Update Suriah: Restrukturisasi Kekuasaan dan Bayang-Bayang Kepentingan Asing


Gejolak politik di Suriah semakin menunjukkan kompleksitasnya, dengan narasi yang berkembang bahwa restrukturisasi yang didorong oleh Utusan Khusus AS, Thomas Brack, sejatinya merupakan upaya untuk mendistribusikan jabatan kepada kelompok-kelompok oposisi yang memiliki keterkaitan erat dengan Israel. 

Peristiwa-peristiwa terkini, terutama yang melibatkan komunitas Druze dan Pasukan Demokratik Suriah (SDF), tidak lagi hanya dipandang sebagai konflik internal semata, melainkan sebagai manifestasi dari perebutan pengaruh yang lebih luas.

Kematian Hussam Saraya, seorang warga negara AS keturunan Suriah, di tengah kerusuhan di Sweida, telah memicu pertanyaan serius tentang stabilitas di wilayah tersebut.

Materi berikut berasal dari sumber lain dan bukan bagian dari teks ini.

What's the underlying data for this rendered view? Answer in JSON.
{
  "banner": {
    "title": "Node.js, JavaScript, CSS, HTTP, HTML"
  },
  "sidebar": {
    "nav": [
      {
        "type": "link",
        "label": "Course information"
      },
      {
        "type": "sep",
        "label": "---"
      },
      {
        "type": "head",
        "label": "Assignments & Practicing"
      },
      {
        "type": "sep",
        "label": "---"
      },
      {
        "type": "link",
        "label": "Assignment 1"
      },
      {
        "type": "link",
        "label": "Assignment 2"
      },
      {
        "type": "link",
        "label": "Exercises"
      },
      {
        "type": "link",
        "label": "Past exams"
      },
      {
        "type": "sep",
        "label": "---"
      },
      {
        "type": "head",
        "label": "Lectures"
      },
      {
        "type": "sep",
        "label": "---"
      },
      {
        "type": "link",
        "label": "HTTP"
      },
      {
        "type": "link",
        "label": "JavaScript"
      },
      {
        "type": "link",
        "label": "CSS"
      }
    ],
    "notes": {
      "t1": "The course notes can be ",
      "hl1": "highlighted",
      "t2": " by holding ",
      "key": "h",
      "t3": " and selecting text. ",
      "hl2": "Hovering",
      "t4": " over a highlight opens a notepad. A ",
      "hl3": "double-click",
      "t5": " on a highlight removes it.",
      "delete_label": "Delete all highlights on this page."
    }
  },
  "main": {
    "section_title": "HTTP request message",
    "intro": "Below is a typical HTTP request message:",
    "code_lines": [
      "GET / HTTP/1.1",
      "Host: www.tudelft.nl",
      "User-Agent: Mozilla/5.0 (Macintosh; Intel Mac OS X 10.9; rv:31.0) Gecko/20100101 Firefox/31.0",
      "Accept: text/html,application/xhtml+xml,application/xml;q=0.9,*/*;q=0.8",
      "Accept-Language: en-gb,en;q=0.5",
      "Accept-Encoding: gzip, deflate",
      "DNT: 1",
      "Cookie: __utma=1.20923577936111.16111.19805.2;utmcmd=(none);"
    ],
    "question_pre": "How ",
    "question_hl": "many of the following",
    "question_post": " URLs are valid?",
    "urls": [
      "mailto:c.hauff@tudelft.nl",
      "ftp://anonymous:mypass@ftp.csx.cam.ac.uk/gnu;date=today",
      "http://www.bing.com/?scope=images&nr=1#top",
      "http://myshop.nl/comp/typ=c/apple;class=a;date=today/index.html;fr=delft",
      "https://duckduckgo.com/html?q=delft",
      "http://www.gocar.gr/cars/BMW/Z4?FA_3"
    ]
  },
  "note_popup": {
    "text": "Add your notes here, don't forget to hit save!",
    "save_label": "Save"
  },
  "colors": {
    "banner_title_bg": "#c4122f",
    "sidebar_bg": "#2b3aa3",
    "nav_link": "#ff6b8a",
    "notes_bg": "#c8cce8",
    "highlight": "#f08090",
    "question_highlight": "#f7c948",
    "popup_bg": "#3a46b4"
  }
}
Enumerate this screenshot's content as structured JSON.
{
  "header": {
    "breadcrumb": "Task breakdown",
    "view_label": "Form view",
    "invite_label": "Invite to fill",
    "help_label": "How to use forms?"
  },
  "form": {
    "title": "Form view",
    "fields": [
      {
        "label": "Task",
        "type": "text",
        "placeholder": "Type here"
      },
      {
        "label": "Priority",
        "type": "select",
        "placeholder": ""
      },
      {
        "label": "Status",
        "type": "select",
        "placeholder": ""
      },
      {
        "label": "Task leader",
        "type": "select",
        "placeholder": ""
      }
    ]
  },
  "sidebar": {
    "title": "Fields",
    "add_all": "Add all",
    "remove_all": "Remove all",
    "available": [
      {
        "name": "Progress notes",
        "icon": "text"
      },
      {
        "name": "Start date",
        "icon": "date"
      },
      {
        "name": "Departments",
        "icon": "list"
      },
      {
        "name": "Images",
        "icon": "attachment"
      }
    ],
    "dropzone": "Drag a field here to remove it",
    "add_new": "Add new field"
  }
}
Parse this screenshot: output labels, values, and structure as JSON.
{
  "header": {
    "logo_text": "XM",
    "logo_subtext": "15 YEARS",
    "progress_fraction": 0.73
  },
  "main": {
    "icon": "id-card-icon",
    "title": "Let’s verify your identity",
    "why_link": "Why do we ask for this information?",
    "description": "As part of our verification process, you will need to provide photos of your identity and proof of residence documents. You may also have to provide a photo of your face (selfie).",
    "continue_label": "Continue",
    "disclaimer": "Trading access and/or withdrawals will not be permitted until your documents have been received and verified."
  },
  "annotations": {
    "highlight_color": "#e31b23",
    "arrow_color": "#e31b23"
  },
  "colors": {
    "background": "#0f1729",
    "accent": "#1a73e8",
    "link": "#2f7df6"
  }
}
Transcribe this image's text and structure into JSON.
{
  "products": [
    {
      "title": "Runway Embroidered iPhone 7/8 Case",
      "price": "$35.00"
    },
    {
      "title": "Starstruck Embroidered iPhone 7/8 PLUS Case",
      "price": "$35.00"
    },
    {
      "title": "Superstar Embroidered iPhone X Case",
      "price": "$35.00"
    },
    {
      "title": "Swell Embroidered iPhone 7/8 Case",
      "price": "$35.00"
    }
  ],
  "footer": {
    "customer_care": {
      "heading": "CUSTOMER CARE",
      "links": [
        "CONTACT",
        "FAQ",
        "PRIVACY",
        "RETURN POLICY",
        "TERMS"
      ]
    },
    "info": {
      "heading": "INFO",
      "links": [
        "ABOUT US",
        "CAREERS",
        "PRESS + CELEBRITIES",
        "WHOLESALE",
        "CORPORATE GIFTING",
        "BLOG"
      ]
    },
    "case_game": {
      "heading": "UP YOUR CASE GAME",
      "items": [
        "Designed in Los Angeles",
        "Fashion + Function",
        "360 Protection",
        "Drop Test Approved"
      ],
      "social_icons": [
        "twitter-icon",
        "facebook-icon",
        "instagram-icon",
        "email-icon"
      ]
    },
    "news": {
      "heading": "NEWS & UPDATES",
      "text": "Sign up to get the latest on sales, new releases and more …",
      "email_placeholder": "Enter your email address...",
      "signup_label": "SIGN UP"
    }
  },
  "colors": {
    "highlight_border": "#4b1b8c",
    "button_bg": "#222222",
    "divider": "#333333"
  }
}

Dalam konteks ini, desakan Thomas Brack agar Presiden Ahmed Al-Shara mempertimbangkan kembali restrukturisasi tentara Suriah dan membentuk pemerintah yang lebih inklusif, khususnya dalam mengintegrasikan minoritas, kini ditafsirkan sebagai dorongan strategis.

Banyak pihak meyakini bahwa "integrasi minoritas" ini secara implisit merujuk pada pemberian posisi kunci kepada kelompok-kelompok oposisi yang telah lama menjalin hubungan dengan Israel.

Interpretasi ini semakin menguat mengingat penolakan Brack terhadap laporan pelanggaran pasukan keamanan Suriah terhadap warga sipil Druze, serta pernyataannya bahwa pejuang pemerintah tidak berada di Sweida karena adanya kesepakatan dengan Israel. Pernyataan-pernyataan ini secara tidak langsung mengindikasikan adanya skema yang lebih besar di mana kepentingan Israel turut bermain dalam penentuan struktur kekuasaan di Suriah.

Meskipun Menteri Informasi Suriah, Hamza Al-Mustafa, berusaha menepis kekhawatiran dengan menegaskan bahwa masuknya pasukan ke Sweida adalah respons terhadap seruan sipil untuk menjaga stabilitas, narasi tentang pembagian jabatan tetap kuat. Muncul kekhawatiran bahwa restrukturisasi yang diusulkan ini bukanlah tentang reformasi yang tulus, melainkan tentang pengukuhan posisi bagi faksi-faksi tertentu yang sejalan dengan agenda geopolitik eksternal.

Laporan tentang evakuasi warga sipil dan upaya bantuan kemanusiaan oleh PBB di Sweida, meskipun tampak sebagai respons terhadap krisis, juga dapat dilihat dalam konteks perebutan kendali wilayah dan pengaruh. Siapa yang mengontrol populasi dan sumber daya, pada akhirnya akan memiliki suara yang lebih besar dalam penentuan masa depan politik.

Pada intinya, perdebatan bergeser dari sekadar "restrukturisasi" menjadi "pembagian jabatan." Semakin banyak posisi strategis yang diduduki oleh kelompok-kelompok yang berafiliasi dengan Israel, semakin besar pula potensi pemerintah Suriah terikat pada misi neokolonialisme "Greater Israel." Ini adalah kekhawatiran yang mendalam bagi banyak pihak yang melihat kedaulatan Suriah terancam.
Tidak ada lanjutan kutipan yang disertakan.